E essa ausência, disse ele, era o verdadeiro motivo do desmoronamento da igreja: porque a população da aldeia estava diminuindo e havia poucos para cuidar dela. A população caiu de mais de 1.500 quando ele era jovem para cerca de 860 hoje, parte de uma fuga rural que afligiu vilas por toda a Espanha.
Embora o relatório do prefeito sobre o outono de um “restaurador mascarado” tenha desencadeado apelos furiosos para uma investigação para encontrar o culpado, as informações que vieram à tona depois complicaram o policial e enfatizaram há quanto tempo essas intervenções errôneas vinham assolando o país.

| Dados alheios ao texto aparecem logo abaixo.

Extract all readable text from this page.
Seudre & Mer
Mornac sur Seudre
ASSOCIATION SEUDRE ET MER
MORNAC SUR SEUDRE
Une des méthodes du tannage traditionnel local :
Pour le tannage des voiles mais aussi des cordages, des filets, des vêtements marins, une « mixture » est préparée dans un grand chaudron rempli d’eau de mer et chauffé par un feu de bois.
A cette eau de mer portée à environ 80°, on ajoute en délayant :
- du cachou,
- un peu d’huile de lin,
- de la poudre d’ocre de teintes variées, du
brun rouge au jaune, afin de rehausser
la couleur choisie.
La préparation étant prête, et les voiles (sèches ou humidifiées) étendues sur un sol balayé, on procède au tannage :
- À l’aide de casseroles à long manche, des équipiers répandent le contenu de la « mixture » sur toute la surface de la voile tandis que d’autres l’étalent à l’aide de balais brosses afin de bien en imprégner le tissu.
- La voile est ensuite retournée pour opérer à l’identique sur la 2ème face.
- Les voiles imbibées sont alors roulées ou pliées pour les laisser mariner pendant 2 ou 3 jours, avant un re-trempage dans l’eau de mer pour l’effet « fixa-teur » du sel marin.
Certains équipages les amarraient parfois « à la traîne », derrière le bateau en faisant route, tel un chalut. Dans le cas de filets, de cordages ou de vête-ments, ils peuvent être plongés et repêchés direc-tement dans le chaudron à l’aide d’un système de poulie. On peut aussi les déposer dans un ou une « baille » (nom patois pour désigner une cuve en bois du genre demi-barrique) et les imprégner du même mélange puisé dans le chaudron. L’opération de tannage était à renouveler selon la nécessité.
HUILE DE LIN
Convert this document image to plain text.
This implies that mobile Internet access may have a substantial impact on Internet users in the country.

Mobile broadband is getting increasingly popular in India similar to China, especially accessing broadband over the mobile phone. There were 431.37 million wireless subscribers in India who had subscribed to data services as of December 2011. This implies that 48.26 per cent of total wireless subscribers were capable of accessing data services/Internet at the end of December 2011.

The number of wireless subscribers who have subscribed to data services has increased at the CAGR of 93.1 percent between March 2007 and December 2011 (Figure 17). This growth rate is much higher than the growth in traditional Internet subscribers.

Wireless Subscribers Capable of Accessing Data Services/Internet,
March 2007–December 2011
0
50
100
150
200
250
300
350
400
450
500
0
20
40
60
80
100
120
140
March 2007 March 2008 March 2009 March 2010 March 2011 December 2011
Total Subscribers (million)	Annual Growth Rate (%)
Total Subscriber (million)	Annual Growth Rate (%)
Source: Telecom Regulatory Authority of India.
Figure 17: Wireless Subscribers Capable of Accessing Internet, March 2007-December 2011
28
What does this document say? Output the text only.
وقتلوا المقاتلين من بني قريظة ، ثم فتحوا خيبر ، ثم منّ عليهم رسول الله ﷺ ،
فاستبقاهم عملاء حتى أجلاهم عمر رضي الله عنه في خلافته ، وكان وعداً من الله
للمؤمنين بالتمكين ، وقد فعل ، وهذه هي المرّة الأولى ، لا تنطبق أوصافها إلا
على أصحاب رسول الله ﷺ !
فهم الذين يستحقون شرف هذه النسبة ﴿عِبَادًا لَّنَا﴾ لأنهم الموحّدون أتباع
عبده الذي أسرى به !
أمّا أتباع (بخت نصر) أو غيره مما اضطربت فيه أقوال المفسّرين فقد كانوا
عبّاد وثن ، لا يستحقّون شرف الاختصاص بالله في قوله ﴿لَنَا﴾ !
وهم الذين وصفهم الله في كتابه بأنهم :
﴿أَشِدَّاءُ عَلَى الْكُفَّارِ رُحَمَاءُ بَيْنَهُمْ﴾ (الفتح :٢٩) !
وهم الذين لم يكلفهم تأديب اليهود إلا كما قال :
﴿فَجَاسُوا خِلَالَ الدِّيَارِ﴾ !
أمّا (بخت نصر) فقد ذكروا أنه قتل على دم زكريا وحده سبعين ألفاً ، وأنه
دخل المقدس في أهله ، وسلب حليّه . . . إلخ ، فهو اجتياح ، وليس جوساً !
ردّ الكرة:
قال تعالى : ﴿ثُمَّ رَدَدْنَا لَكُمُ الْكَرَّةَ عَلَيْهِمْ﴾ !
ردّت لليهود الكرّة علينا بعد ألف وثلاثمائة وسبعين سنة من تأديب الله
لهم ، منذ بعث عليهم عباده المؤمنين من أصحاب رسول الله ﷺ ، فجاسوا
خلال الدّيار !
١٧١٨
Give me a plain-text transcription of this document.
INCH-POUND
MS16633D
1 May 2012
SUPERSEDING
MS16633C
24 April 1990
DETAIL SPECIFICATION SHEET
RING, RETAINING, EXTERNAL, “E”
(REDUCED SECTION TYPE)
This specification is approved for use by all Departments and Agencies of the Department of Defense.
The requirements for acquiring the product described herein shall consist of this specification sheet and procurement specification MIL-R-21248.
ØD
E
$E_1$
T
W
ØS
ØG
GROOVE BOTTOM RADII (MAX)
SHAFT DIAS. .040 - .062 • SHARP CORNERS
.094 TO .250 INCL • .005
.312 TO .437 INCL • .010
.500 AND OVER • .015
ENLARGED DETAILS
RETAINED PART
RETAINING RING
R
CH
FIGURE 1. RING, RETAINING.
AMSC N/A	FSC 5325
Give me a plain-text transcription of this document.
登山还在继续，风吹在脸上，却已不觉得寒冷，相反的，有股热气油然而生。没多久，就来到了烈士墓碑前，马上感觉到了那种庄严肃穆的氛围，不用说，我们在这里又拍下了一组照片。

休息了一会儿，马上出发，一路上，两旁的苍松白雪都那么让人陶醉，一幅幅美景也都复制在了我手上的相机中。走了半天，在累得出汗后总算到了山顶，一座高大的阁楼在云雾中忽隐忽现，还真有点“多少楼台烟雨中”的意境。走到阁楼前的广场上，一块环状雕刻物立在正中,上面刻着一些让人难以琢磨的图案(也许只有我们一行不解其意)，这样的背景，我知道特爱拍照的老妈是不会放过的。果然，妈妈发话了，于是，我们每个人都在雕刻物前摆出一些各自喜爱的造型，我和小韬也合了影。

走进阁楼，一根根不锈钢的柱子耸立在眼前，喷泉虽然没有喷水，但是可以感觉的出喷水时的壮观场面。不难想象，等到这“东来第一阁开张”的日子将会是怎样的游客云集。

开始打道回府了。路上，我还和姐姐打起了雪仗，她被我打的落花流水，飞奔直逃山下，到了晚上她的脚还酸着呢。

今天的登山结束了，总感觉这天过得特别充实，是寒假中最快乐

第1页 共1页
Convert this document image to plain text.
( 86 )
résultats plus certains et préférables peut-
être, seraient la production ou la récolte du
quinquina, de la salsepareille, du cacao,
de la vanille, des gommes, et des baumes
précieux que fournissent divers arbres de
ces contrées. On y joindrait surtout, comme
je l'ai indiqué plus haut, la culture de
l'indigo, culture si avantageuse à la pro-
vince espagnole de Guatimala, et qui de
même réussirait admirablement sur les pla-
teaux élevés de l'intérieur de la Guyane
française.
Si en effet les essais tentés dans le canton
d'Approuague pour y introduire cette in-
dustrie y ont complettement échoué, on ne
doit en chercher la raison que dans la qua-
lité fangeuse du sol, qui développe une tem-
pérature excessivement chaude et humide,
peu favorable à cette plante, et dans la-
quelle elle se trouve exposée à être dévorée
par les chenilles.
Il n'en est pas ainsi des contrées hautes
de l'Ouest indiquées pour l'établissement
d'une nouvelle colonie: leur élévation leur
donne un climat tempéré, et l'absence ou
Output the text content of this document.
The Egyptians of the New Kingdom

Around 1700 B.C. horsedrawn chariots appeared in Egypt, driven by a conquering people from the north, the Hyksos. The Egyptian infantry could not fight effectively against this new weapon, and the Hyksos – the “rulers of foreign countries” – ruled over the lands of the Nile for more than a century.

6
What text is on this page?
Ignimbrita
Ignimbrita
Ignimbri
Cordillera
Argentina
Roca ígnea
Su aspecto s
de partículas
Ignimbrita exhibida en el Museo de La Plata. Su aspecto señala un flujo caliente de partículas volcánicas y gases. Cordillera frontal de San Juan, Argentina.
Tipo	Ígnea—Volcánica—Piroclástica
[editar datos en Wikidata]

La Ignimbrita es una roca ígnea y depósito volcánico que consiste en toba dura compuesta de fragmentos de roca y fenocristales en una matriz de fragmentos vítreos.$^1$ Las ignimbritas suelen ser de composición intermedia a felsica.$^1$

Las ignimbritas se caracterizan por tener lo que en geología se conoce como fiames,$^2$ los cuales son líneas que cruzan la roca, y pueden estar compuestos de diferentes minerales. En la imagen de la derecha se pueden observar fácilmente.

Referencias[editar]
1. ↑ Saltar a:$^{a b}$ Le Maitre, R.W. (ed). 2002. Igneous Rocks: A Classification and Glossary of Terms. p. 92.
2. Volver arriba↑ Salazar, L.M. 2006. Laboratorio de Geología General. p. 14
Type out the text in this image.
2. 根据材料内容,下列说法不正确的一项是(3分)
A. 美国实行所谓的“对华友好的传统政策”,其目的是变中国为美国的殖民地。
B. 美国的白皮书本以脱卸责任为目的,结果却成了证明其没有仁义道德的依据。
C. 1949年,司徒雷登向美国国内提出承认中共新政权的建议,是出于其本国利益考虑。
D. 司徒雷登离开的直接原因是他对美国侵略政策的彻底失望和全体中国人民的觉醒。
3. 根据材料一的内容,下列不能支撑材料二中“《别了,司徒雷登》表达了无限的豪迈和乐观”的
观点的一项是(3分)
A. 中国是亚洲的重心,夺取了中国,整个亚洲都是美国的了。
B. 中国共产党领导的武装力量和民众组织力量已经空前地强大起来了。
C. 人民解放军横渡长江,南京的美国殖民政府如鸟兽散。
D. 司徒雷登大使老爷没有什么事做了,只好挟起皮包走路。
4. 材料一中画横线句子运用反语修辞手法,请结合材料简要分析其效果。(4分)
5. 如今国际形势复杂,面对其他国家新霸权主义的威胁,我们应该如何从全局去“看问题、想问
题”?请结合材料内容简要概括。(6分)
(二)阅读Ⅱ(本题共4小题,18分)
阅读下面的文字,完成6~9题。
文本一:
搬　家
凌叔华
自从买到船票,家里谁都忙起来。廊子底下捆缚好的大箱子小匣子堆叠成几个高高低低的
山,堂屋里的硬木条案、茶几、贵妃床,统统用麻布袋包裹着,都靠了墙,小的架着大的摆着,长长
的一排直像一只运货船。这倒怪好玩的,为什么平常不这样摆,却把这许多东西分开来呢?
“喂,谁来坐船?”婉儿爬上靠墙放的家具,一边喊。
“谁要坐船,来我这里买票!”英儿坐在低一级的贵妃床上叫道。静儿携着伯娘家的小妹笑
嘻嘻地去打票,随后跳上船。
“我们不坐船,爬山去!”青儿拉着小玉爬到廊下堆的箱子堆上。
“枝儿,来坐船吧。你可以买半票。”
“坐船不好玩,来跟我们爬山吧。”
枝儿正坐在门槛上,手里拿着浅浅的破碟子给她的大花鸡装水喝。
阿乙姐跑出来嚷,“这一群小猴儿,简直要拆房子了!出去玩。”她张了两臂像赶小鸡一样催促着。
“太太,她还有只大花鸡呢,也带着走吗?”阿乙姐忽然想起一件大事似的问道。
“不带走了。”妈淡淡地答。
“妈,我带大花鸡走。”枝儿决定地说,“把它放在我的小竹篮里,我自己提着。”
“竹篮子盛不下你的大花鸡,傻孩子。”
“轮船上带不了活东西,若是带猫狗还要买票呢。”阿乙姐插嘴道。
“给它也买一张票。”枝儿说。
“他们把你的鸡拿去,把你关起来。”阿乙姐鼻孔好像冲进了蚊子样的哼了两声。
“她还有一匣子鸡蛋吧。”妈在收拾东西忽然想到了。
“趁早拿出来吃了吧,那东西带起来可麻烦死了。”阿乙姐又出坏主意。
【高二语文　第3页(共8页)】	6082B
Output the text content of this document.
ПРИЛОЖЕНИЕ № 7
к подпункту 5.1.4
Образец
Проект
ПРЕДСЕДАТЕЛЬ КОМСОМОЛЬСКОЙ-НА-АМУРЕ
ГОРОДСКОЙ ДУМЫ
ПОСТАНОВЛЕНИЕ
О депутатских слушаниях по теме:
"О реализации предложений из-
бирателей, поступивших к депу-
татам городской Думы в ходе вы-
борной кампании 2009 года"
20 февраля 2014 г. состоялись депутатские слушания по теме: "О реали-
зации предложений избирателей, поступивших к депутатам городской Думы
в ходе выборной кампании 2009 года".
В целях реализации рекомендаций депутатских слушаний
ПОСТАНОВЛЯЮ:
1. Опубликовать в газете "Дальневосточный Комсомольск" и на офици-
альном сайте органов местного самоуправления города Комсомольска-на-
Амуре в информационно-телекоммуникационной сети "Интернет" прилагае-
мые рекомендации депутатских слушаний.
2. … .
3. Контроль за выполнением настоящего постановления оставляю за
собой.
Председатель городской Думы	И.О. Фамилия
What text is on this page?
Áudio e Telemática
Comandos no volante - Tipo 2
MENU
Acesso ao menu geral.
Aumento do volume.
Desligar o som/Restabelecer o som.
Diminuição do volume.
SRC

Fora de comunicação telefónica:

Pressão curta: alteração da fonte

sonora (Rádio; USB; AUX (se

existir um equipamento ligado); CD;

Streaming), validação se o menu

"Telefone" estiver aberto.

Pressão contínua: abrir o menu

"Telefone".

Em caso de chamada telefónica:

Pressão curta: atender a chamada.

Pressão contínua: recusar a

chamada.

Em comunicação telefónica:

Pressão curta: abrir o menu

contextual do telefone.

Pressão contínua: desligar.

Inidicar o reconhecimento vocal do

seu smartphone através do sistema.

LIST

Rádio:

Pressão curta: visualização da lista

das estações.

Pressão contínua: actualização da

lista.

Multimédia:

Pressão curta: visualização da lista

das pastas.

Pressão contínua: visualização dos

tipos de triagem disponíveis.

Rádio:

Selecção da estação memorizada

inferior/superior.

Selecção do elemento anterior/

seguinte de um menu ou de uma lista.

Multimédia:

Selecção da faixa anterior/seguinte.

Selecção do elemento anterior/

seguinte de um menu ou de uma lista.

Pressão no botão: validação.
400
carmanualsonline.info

Um morador local, lendo um livro antigo sobre as igrejas da região, notou uma imagem que mostrava a mesma costura de cimento sobre a arcada pelo menos já em 1999, quando a pesquisa foi publicada. Com o crime aparentemente ocorrendo há pelo menos duas décadas, parecia que não haveria como descobrir quem o havia cometido.
Sentado em seu escritório, Seoane, o prefeito, disse que lamenta se suas palavras fizeram as pessoas pensarem que haveria uma caça ao culpado. Mas o fato de ninguém ter notado que o cimento estivera ali durante todos aqueles anos também dizia, disse ele.
E não era apenas o trabalho de conserto de cimento maltratado que agora estava causando uma dupla surpresa. Quem instalou o sistema de alarme que parecia perfurado na pedra antiga? Ou o conduíte elétrico volumoso que se projetava de uma das janelas antigas? Parecia estar ali há anos, quase sempre despercebido.
E por que havia uma tela de arame cobrindo a janela da roseta e quem a colocara lá?
A lista de reparos improvisados agora sendo notados na igreja de repente parecia interminável. Mas pelo menos o trabalho mal sucedido do cimento – e a descrição pitoresca, embora fictícia, do prefeito da aparência do perpetrador – chamou a atenção de todos, o suficiente para que Seoane pensasse que finalmente conseguiria o financiamento para consertar os outros itens que precisavam de conserto.
“Se não terminarmos o trabalho desta vez”, disse ele, “acho que nunca o faremos”.
Jose Bautista contribuiu com reportagem de Castronuño.